Refer to Understanding Linux Process States by Yogesh Babar, RedHat for details on what different states mean.

The LED is not that bright

Despite what I've said so far, Hulc LED process can still potentially consume too much CPU. That might be a symptom of faulty SFP modules, link flapping, or some very specific hardware problems in the switch. It's possible to think about several kinds of problems that will result in longer delay on system buses.

This would result in [apparent] very high (beyond 30% of CPU) consumption by Hulc LED process.

The 30% here is rule-of-thumb-level-arbitrary (also given in table 3 here so my guess is in the right ballpark). Although in other Cisco documentation (see BRKCRS-3141 2011 for example) they state normal levels for some devices, you should always consider your environment and do a baseline analysis.

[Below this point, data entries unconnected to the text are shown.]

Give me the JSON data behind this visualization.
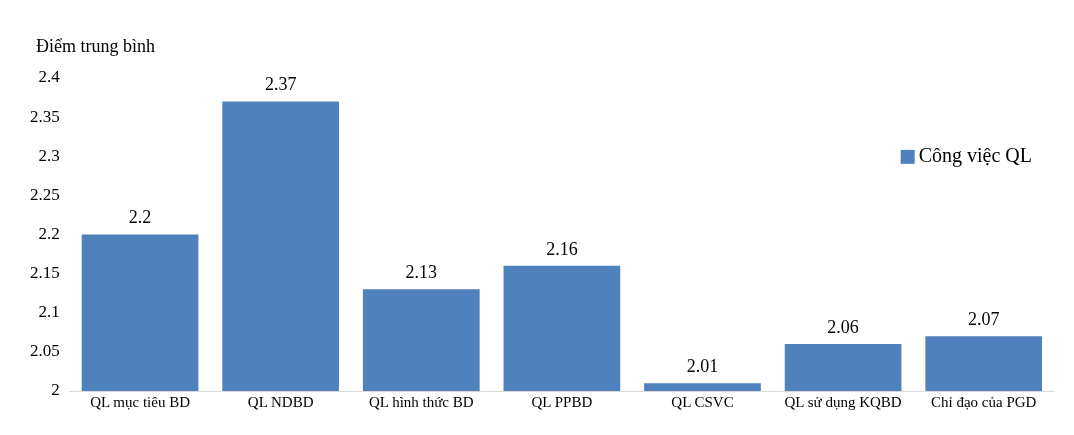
{
  "chart_data": {
    "type": "bar",
    "ylabel": "Điểm trung bình",
    "categories": [
      "QL mục tiêu BD",
      "QL NDBD",
      "QL hình thức BD",
      "QL PPBD",
      "QL CSVC",
      "QL sử dụng KQBD",
      "Chỉ đạo của PGD"
    ],
    "series": [
      {
        "name": "Công việc QL",
        "color": "#4f81bd",
        "values": [
          2.2,
          2.37,
          2.13,
          2.16,
          2.01,
          2.06,
          2.07
        ]
      }
    ],
    "ylim": [
      2,
      2.4
    ],
    "yticks": [
      2,
      2.05,
      2.1,
      2.15,
      2.2,
      2.25,
      2.3,
      2.35,
      2.4
    ],
    "grid": false,
    "legend": "right",
    "data_labels": true
  }
}
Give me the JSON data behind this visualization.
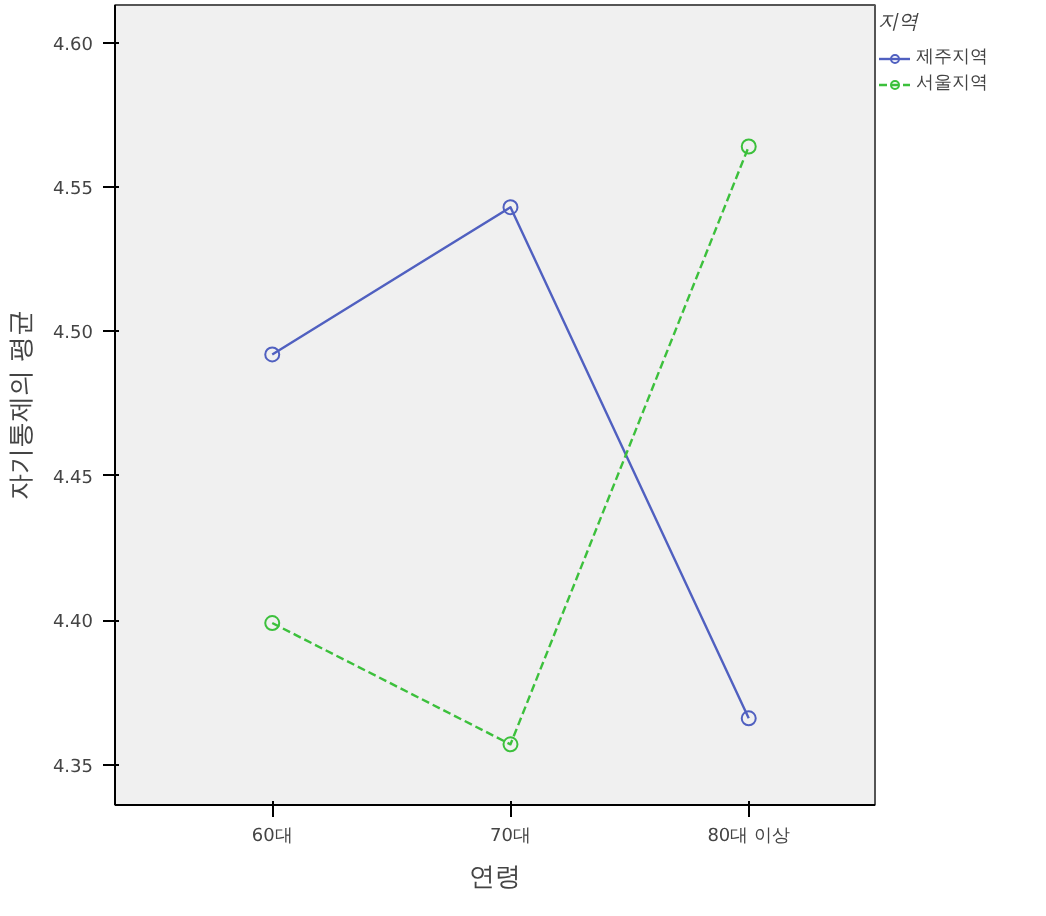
{
  "chart_data": {
    "type": "line",
    "xlabel": "연령",
    "ylabel": "자기통제의 평균",
    "legend_title": "지역",
    "categories": [
      "60대",
      "70대",
      "80대 이상"
    ],
    "series": [
      {
        "name": "제주지역",
        "color": "#5060c0",
        "values": [
          4.492,
          4.543,
          4.366
        ],
        "line_style": "solid"
      },
      {
        "name": "서울지역",
        "color": "#3cc03c",
        "values": [
          4.399,
          4.357,
          4.564
        ],
        "line_style": "dashed"
      }
    ],
    "ylim": [
      4.336,
      4.613
    ],
    "yticks": [
      {
        "value": 4.35,
        "label": "4.35"
      },
      {
        "value": 4.4,
        "label": "4.40"
      },
      {
        "value": 4.45,
        "label": "4.45"
      },
      {
        "value": 4.5,
        "label": "4.50"
      },
      {
        "value": 4.55,
        "label": "4.55"
      },
      {
        "value": 4.6,
        "label": "4.60"
      }
    ],
    "grid": false,
    "legend": "top right",
    "marker": "circle"
  }
}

Moreover, there is also bug CSCvd68472 which can make Hulc LED process consume au pair with Hulc running con up to 100% CPU.

Conclusion

To summarize, most of the time Hulc LED process on Cisco 3750/2960 platforms does not actually consume CPU for 20-30%, but rather is mostly waiting for its IO syscalls to finish for all that time. The system displays it as usage, because of the specifics of the algorithm used to calculate the load.

I can counter my own argument: this might actually be a quirk of run-to-completion FIFO discipline used by Cisco IOS scheduler and have nothing to do with Linux.

Also notice, that this Cisco fixed this behavior in 15-something IOS branch for many hardware platforms, so your mileage may vary.